EWI’s senior analyst Jeffrey Kennedy shares with you practical advice on what it takes to improve the quality of your trades.
By Elliott Wave International
You’ve heard it all before:
- If you want to trade using Elliott wave analysis, to succeed you first need to understand its rules and guidelines.
- You need a clearly defined trading strategy (what? when? how? etc.) and the discipline to follow it.
- Additionally, your long-term success depends on adequate capitalization, money management skills and emotional self-control.
Do you meet these qualifications, yet still struggle in the markets? If so, you may find some helpful advice in this quick trading lesson from Trader’s Classroom editor, Jeffrey Kennedy:
We all know that the Elliott Wave Principle categorizes 3-wave moves as corrections and, as such, countertrend moves. We also know that corrective moves demonstrate a stronger tendency to stay within parallel lines, and that within A-B-C corrections the most common relationship between waves C and A is equality. Furthermore, we know that the .618 retracement of wave 1 is the most common retracement for 2nd waves, and that the .382 retracement of wave 3 is the most common retracement for 4th waves.
Knowing that all of these are traits of countertrend moves, why do traders take positions when a pattern demonstrates only one or two of these traits? We do it because we lack patience. We lack the patience to wait for opportunities that meet all of our criteria, be it from an Elliott wave or another technical perspective.
What is the source of this impatience? It could be from not having a clearly defined trading methodology, or not being able to control emotions. However, I think impatience stems more from a sense of not wanting to miss anything. And because we’re afraid of missing the next big move, or perhaps because we want to pick up some lost ground, we act on less-than-ideal trade setups.
Another reason traders lack patience is boredom. That’s because — and this may sound odd at first — “textbook” Elliott wave patterns and ideal, high-confidence trade setups don’t occur all that often. In fact, I have always gone by the rule of thumb that for any given market there are only 2-3 tradable moves in your chosen time frame. For example, during a normal trading day, there are typically only two or three trades that warrant attention from day traders. In a given week, short-term traders will usually find only two or three good opportunities worth participating in, while long-term traders will most likely find only two or three viable trade setups in a given month, or even a year.
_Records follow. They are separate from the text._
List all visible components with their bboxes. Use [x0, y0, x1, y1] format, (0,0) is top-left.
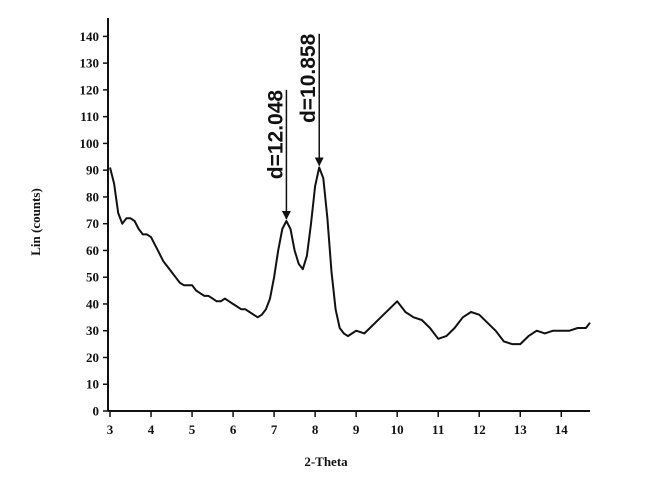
x-tick-label: 11 — [432, 422, 444, 437]
y-tick-label: 140 — [80, 29, 100, 44]
y-tick-label: 50 — [86, 270, 99, 285]
y-tick-label: 80 — [86, 189, 99, 204]
x-tick-label: 5 — [189, 422, 196, 437]
x-tick-label: 4 — [148, 422, 155, 437]
x-tick-label: 9 — [353, 422, 360, 437]
annotation-label: d=12.048 — [264, 90, 287, 180]
y-tick-label: 130 — [80, 56, 100, 71]
y-tick-label: 100 — [80, 136, 100, 151]
y-tick-label: 70 — [86, 216, 99, 231]
x-tick-label: 10 — [391, 422, 404, 437]
data-line — [109, 166, 591, 346]
y-axis-label: Lin (counts) — [28, 188, 43, 256]
y-tick-label: 20 — [86, 350, 99, 365]
x-tick-label: 12 — [473, 422, 486, 437]
y-tick-label: 0 — [93, 404, 100, 419]
x-tick-label: 13 — [514, 422, 528, 437]
y-tick-label: 110 — [80, 109, 99, 124]
y-tick-label: 90 — [86, 163, 99, 178]
x-tick-label: 7 — [271, 422, 278, 437]
y-tick-label: 60 — [86, 243, 99, 258]
x-tick-label: 14 — [555, 422, 569, 437]
x-tick-label: 6 — [230, 422, 237, 437]
y-tick-label: 10 — [86, 377, 99, 392]
x-axis-label: 2-Theta — [304, 454, 348, 469]
x-tick-label: 3 — [107, 422, 114, 437]
y-tick-label: 120 — [80, 82, 100, 97]
y-tick-label: 40 — [86, 296, 99, 311]
x-tick-label: 8 — [312, 422, 319, 437]
annotation-label: d=10.858 — [297, 33, 320, 123]
y-tick-label: 30 — [86, 323, 99, 338]
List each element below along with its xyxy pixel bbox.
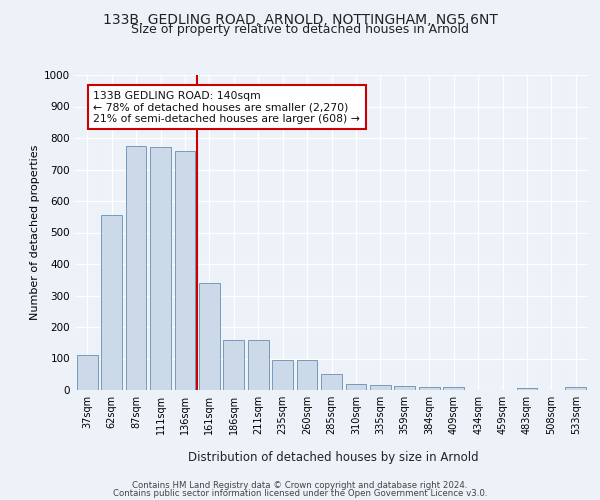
Text: 133B, GEDLING ROAD, ARNOLD, NOTTINGHAM, NG5 6NT: 133B, GEDLING ROAD, ARNOLD, NOTTINGHAM, … — [103, 12, 497, 26]
Bar — [199, 283, 220, 390]
Bar — [419, 387, 440, 390]
Bar — [125, 146, 146, 390]
Bar — [321, 374, 342, 390]
Text: Distribution of detached houses by size in Arnold: Distribution of detached houses by size … — [188, 451, 478, 464]
Bar — [346, 384, 367, 390]
Bar — [248, 340, 269, 390]
Text: Contains public sector information licensed under the Open Government Licence v3: Contains public sector information licen… — [113, 490, 487, 498]
Bar — [394, 386, 415, 390]
Bar — [272, 360, 293, 390]
Bar — [370, 386, 391, 390]
Bar — [175, 150, 196, 390]
Text: 133B GEDLING ROAD: 140sqm
← 78% of detached houses are smaller (2,270)
21% of se: 133B GEDLING ROAD: 140sqm ← 78% of detac… — [94, 91, 360, 124]
Bar — [296, 360, 317, 390]
Bar — [517, 388, 538, 390]
Bar — [443, 387, 464, 390]
Bar — [150, 148, 171, 390]
Text: Contains HM Land Registry data © Crown copyright and database right 2024.: Contains HM Land Registry data © Crown c… — [132, 480, 468, 490]
Bar — [101, 215, 122, 390]
Text: Size of property relative to detached houses in Arnold: Size of property relative to detached ho… — [131, 22, 469, 36]
Y-axis label: Number of detached properties: Number of detached properties — [30, 145, 40, 320]
Bar — [565, 387, 586, 390]
Bar — [223, 340, 244, 390]
Bar — [77, 356, 98, 390]
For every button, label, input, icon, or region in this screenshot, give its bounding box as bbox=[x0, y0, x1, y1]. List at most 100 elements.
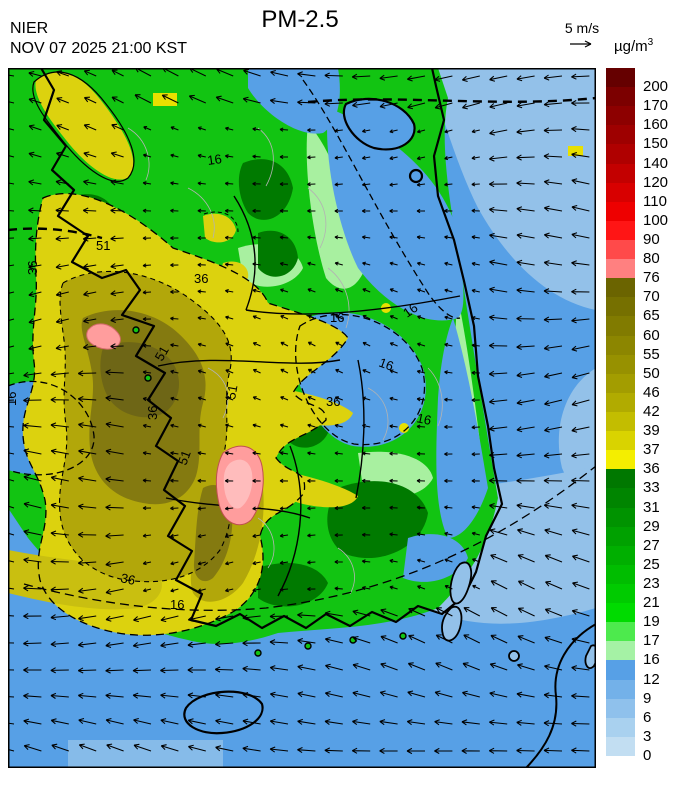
wind-arrow-icon bbox=[215, 745, 234, 752]
wind-arrow-icon bbox=[133, 717, 152, 725]
wind-arrow-icon bbox=[471, 343, 480, 348]
wind-arrow-icon bbox=[471, 452, 480, 457]
wind-arrow-icon bbox=[307, 368, 316, 374]
wind-arrow-icon bbox=[361, 128, 371, 134]
wind-arrow-icon bbox=[544, 608, 563, 617]
wind-arrow-icon bbox=[252, 315, 261, 320]
legend-value: 29 bbox=[643, 517, 660, 535]
wind-arrow-icon bbox=[471, 425, 480, 430]
wind-arrow-icon bbox=[197, 289, 206, 294]
wind-arrow-icon bbox=[444, 129, 453, 134]
wind-arrow-icon bbox=[334, 235, 343, 240]
wind-arrow-icon bbox=[416, 235, 426, 240]
wind-arrow-icon bbox=[488, 342, 508, 349]
wind-arrow-icon bbox=[23, 501, 42, 509]
wind-arrow-icon bbox=[352, 635, 371, 644]
wind-arrow-icon bbox=[334, 478, 343, 483]
contour-label: 16 bbox=[206, 151, 222, 168]
wind-arrow-icon bbox=[142, 451, 152, 456]
wind-arrow-icon bbox=[362, 423, 371, 429]
wind-arrow-icon bbox=[416, 451, 426, 456]
wind-arrow-icon bbox=[389, 369, 398, 374]
wind-arrow-icon bbox=[8, 127, 15, 131]
wind-arrow-icon bbox=[571, 260, 590, 267]
wind-arrow-icon bbox=[28, 124, 42, 131]
wind-arrow-icon bbox=[471, 315, 480, 321]
wind-arrow-icon bbox=[242, 718, 261, 725]
wind-arrow-icon bbox=[307, 533, 316, 538]
wind-arrow-icon bbox=[50, 718, 69, 725]
wind-arrow-icon bbox=[197, 235, 206, 241]
wind-arrow-icon bbox=[170, 343, 179, 348]
wind-arrow-icon bbox=[471, 478, 480, 483]
yellow-spot-edge bbox=[568, 146, 583, 156]
wind-arrow-icon bbox=[110, 179, 124, 186]
wind-arrow-icon bbox=[280, 341, 289, 347]
dark-green-2 bbox=[258, 230, 298, 277]
wind-arrow-icon bbox=[78, 615, 97, 622]
wind-arrow-icon bbox=[543, 232, 563, 239]
wind-arrow-icon bbox=[416, 424, 426, 429]
wind-arrow-icon bbox=[28, 235, 42, 242]
wind-arrow-icon bbox=[379, 719, 398, 726]
wind-arrow-icon bbox=[407, 102, 426, 110]
wind-arrow-icon bbox=[516, 315, 535, 322]
wind-arrow-icon bbox=[143, 153, 152, 158]
wind-arrow-icon bbox=[170, 235, 179, 241]
wind-arrow-icon bbox=[444, 156, 453, 161]
legend-value: 160 bbox=[643, 116, 669, 134]
yellow-tongue-2 bbox=[258, 466, 358, 508]
wind-arrow-icon bbox=[8, 182, 15, 185]
wind-arrow-icon bbox=[571, 747, 590, 754]
wind-arrow-icon bbox=[188, 94, 207, 104]
wind-arrow-icon bbox=[242, 614, 261, 621]
wind-arrow-icon bbox=[170, 396, 179, 401]
wind-arrow-icon bbox=[297, 612, 316, 619]
contour-label: 36 bbox=[194, 271, 208, 286]
wind-arrow-icon bbox=[224, 451, 234, 456]
wind-arrow-icon bbox=[543, 344, 563, 351]
wind-arrow-icon bbox=[56, 151, 69, 158]
olive-band-sw bbox=[8, 550, 162, 610]
wind-arrow-icon bbox=[389, 342, 398, 347]
wind-arrow-icon bbox=[8, 345, 15, 349]
wind-arrow-icon bbox=[471, 155, 480, 160]
wind-arrow-icon bbox=[280, 396, 289, 401]
wind-arrow-icon bbox=[224, 154, 234, 159]
olive-darkest bbox=[100, 342, 180, 418]
wind-arrow-icon bbox=[50, 422, 69, 429]
wind-arrow-icon bbox=[307, 128, 316, 133]
unit-exponent: 3 bbox=[647, 37, 654, 48]
wind-arrow-icon bbox=[105, 667, 124, 674]
wind-arrow-icon bbox=[351, 747, 371, 754]
wind-arrow-icon bbox=[28, 345, 42, 351]
wind-arrow-icon bbox=[490, 553, 508, 563]
wind-arrow-icon bbox=[543, 692, 563, 699]
wind-arrow-icon bbox=[279, 261, 289, 267]
wind-arrow-icon bbox=[361, 559, 371, 564]
wind-arrow-icon bbox=[82, 207, 97, 214]
wind-arrow-icon bbox=[352, 690, 371, 698]
wind-arrow-icon bbox=[517, 663, 535, 671]
wind-arrow-icon bbox=[23, 371, 42, 378]
wind-arrow-icon bbox=[252, 127, 261, 132]
wind-arrow-icon bbox=[197, 181, 206, 186]
wind-arrow-icon bbox=[571, 288, 590, 295]
contour-label: 51 bbox=[223, 384, 240, 401]
wind-arrow-icon bbox=[23, 448, 42, 455]
wind-arrow-icon bbox=[105, 421, 124, 428]
wind-arrow-icon bbox=[324, 72, 343, 79]
wind-arrow-icon bbox=[389, 235, 398, 240]
wind-arrow-icon bbox=[352, 609, 371, 617]
dark-green-1 bbox=[238, 159, 293, 220]
wind-arrow-icon bbox=[489, 102, 508, 110]
wind-arrow-icon bbox=[8, 587, 15, 590]
wind-arrow-icon bbox=[279, 235, 289, 240]
wind-arrow-icon bbox=[197, 369, 206, 374]
wind-arrow-icon bbox=[361, 208, 371, 214]
wind-arrow-icon bbox=[417, 585, 426, 590]
wind-arrow-icon bbox=[571, 126, 590, 133]
wind-arrow-icon bbox=[50, 586, 69, 593]
wind-arrow-icon bbox=[488, 370, 508, 377]
wind-arrow-icon bbox=[489, 398, 508, 405]
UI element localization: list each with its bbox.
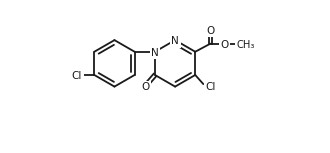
- Text: O: O: [206, 26, 214, 35]
- Text: N: N: [151, 48, 159, 58]
- Text: O: O: [220, 40, 229, 50]
- Text: Cl: Cl: [205, 82, 216, 92]
- Text: O: O: [141, 82, 149, 92]
- Text: CH₃: CH₃: [237, 40, 255, 50]
- Text: Cl: Cl: [72, 71, 82, 81]
- Text: N: N: [171, 36, 179, 46]
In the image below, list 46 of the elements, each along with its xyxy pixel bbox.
So as traders wait for these “textbook” Elliott wave patterns and ideal, high-confidence trade setups to occur, boredom sets in. Too often, we get itchy fingers and want to trade any chart pattern that comes along that looks even remotely like a high-confidence trade setup.
The big question then is, “How do you overcome the tendency to be impatient?” Understand the triggers that cause it: fear of missing out, and boredom.
The first step in overcoming impatience is to consciously define the minimum requirements of an acceptable trade setup and vow to accept nothing less. Next, feel comfortable in knowing that the markets will be around tomorrow, next week, next year and beyond, so there is plenty of time to wait for the ideal opportunity. Remember, trading is not a race, and over-trading does little to improve your bottom line.
If there is one piece of advice I can offer that will improve your trading skills, it is simply to be patient. Be patient and wait for only those textbook wave patterns and ideal, high-confidence trade setups to act. Because when it comes to being a consistently successful trader, it’s all about the quality of your trades, not the quantity.
Developing patience isn’t easy — yet, if you are serious about improving the quality of your trades, it is vital.
How much more successful would you be if you could develop the patience to act only on high-confidence trade setups?